Thanks for the comments guys. I have been a member here since Jan '08 though not a prolific poster by any means. My website as well as the plans are more a labor of love than anything. To date, it certainly isn't a profitable endeavor and was started as much to learn AutoCad and web design procedures as anything. The fact that it was centered around my interest in small steam/air engines and that it has allowed me to share that interest with others only makes it all the better. It has not been and is not my intent to use this forum as an advertising medium and I trust that the moderators will not see this post in that context.
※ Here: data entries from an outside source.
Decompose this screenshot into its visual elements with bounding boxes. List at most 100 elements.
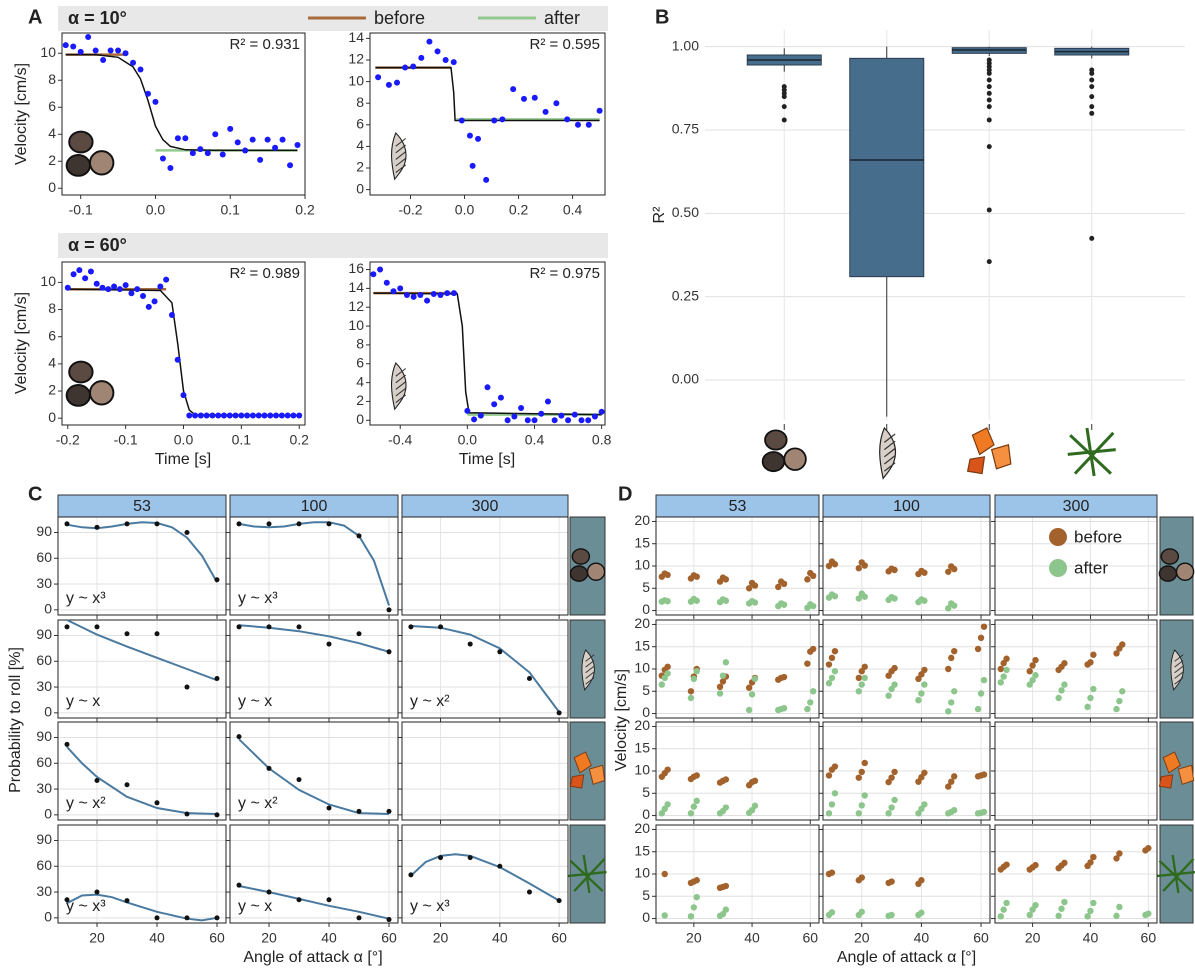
- point-0: [1032, 656, 1039, 664]
- point: [197, 146, 204, 153]
- point-1: [921, 597, 928, 604]
- y-tick-label: 14: [348, 279, 364, 295]
- point: [264, 136, 271, 143]
- point: [591, 413, 598, 420]
- point-0: [977, 634, 985, 642]
- point-1: [855, 810, 862, 817]
- point-0: [921, 569, 928, 576]
- point-0: [980, 623, 988, 630]
- point: [77, 48, 84, 55]
- y-tick-label: 0.50: [672, 204, 699, 220]
- point-0: [1113, 855, 1120, 862]
- feather-barb: [585, 660, 595, 668]
- outlier: [986, 84, 992, 90]
- point: [184, 811, 190, 817]
- x-tick-label: 20: [433, 930, 449, 946]
- outlier: [1089, 104, 1095, 110]
- feather-barb: [883, 440, 896, 451]
- point-1: [664, 801, 671, 808]
- point-1: [1026, 911, 1033, 919]
- y-tick-label: 0.75: [672, 121, 699, 137]
- point-0: [1113, 650, 1120, 657]
- point-1: [825, 810, 833, 817]
- point: [430, 291, 437, 298]
- point: [442, 57, 449, 63]
- point: [504, 417, 511, 424]
- point-0: [780, 673, 788, 681]
- x-tick-label: 60: [1141, 930, 1157, 946]
- stone: [1160, 548, 1180, 565]
- point: [574, 121, 581, 128]
- strip-label: 53: [133, 498, 151, 515]
- stone: [1175, 562, 1195, 581]
- icon: [568, 854, 607, 894]
- y-tick-label: 0: [48, 409, 56, 425]
- point-1: [977, 690, 985, 697]
- stone: [89, 380, 115, 406]
- formula: y ~ x²: [66, 795, 106, 812]
- feather-barb: [395, 368, 407, 377]
- y-tick-label: 4: [356, 137, 364, 153]
- y-tick-label: 30: [36, 780, 52, 796]
- point: [386, 649, 392, 655]
- point-1: [687, 810, 695, 817]
- panel-frame: [229, 516, 399, 616]
- feather-barb: [395, 164, 407, 174]
- point: [531, 94, 538, 101]
- point-1: [980, 808, 988, 816]
- point: [266, 521, 272, 527]
- feather-barb: [883, 447, 896, 458]
- y-tick-label: 10: [348, 72, 364, 88]
- point: [278, 412, 285, 419]
- point: [184, 529, 190, 535]
- annotation: R² = 0.989: [230, 265, 300, 282]
- x-tick-label: -0.1: [69, 202, 93, 218]
- y-tick-label: 0: [44, 909, 52, 925]
- point-1: [891, 681, 898, 688]
- y-tick-label: 0: [642, 909, 650, 925]
- panel-frame: [57, 721, 227, 821]
- x-tick-label: 60: [802, 930, 818, 946]
- y-axis-title: R²: [651, 206, 668, 224]
- icon: [966, 427, 1012, 475]
- point: [497, 394, 504, 401]
- point: [464, 407, 471, 414]
- point: [145, 303, 152, 310]
- point: [134, 286, 141, 293]
- point-0: [809, 572, 817, 579]
- point-1: [690, 904, 698, 911]
- point: [296, 412, 303, 419]
- y-axis-title: Velocity [cm/s]: [13, 292, 30, 394]
- y-tick-label: 2: [48, 152, 56, 168]
- point-1: [751, 599, 759, 606]
- fit-curve: [410, 625, 560, 713]
- point-0: [1119, 641, 1126, 648]
- point: [184, 684, 190, 690]
- point-1: [858, 908, 865, 916]
- point: [370, 271, 377, 278]
- point: [294, 142, 301, 149]
- point: [287, 162, 294, 169]
- point-1: [858, 681, 865, 688]
- point: [284, 412, 291, 419]
- panel-background: [370, 33, 605, 195]
- point: [180, 392, 187, 399]
- stick: [568, 870, 607, 878]
- point-0: [716, 683, 724, 691]
- point-1: [831, 668, 839, 675]
- point: [385, 81, 392, 88]
- point: [438, 855, 444, 861]
- point-1: [888, 911, 895, 919]
- point-1: [1032, 672, 1039, 679]
- point: [266, 889, 272, 895]
- point: [296, 521, 302, 527]
- strip: [58, 233, 608, 258]
- point: [236, 624, 242, 630]
- point-1: [1003, 666, 1010, 674]
- point: [87, 268, 94, 275]
- panel-frame: [401, 721, 569, 821]
- point: [189, 150, 196, 157]
- point: [424, 297, 431, 304]
- feather-barb: [395, 138, 407, 147]
- fit-curve: [66, 521, 218, 583]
The fact that some of you have built some of these designs or even visited the website is an inspiration to continue, when work doesn't get in the way that is!! I am always happy to answer any questions someone may have via the website or through PM's here, as I monitor both daily. Again, thanks for the kind words, and by the way...Bret...I loved what you did with the rotary beam design. :bow: With your permission I would like to add one of your pictures of it to the website gallery.

Bill


----------



## bretk (Jul 12, 2008)

Bill,

 I would be Honored ! 

-Bret


----------



## rake60 (Jul 12, 2008)

wlindiii  said:
			
		

> It has not been and is not my intent to use this forum as an advertising medium and I trust that the moderators will not see this post in that context.
> 
> Bill



I can see nothing wrong will mentioning the plans of your original designs here.
We do not allow individuals or manufactures to advertise here, but we *DO* allow
members to suggest vendors and services.

For anyone who's never seen Bill's site *Workbench Miniatures*
you need to give it a look! His designs and plans are easy to follow 
and available at reasonable prices.

Keep up the good work Bill!

Rick


----------



## Johan Maritz (May 30, 2022)

Is this site  of Bill stil working, i can't seem to get it.
Bill's site *Workbench Miniatures*


----------



## Stefan-K (May 31, 2022)

Johan
The last post is over 14 years ago. So you can expect that the promoted Website has deceased a long time ago.


----------



## Johan Maritz (May 31, 2022)

Thanks.


----------



## Circlip (May 31, 2022)

You may like to have a look on the 'Outerzone' site. Lots of the 'Motor boys'designs on there and are FREE.

  Regards  Ian.


----------



## Steamchick (May 31, 2022)

Brian Rupnow has sold some of his plans.
K2


----------



## Bob44 (May 31, 2022)

Jerry Howell website has good plans for a number of gas engine designs as well as sterling engines. All for sale.


----------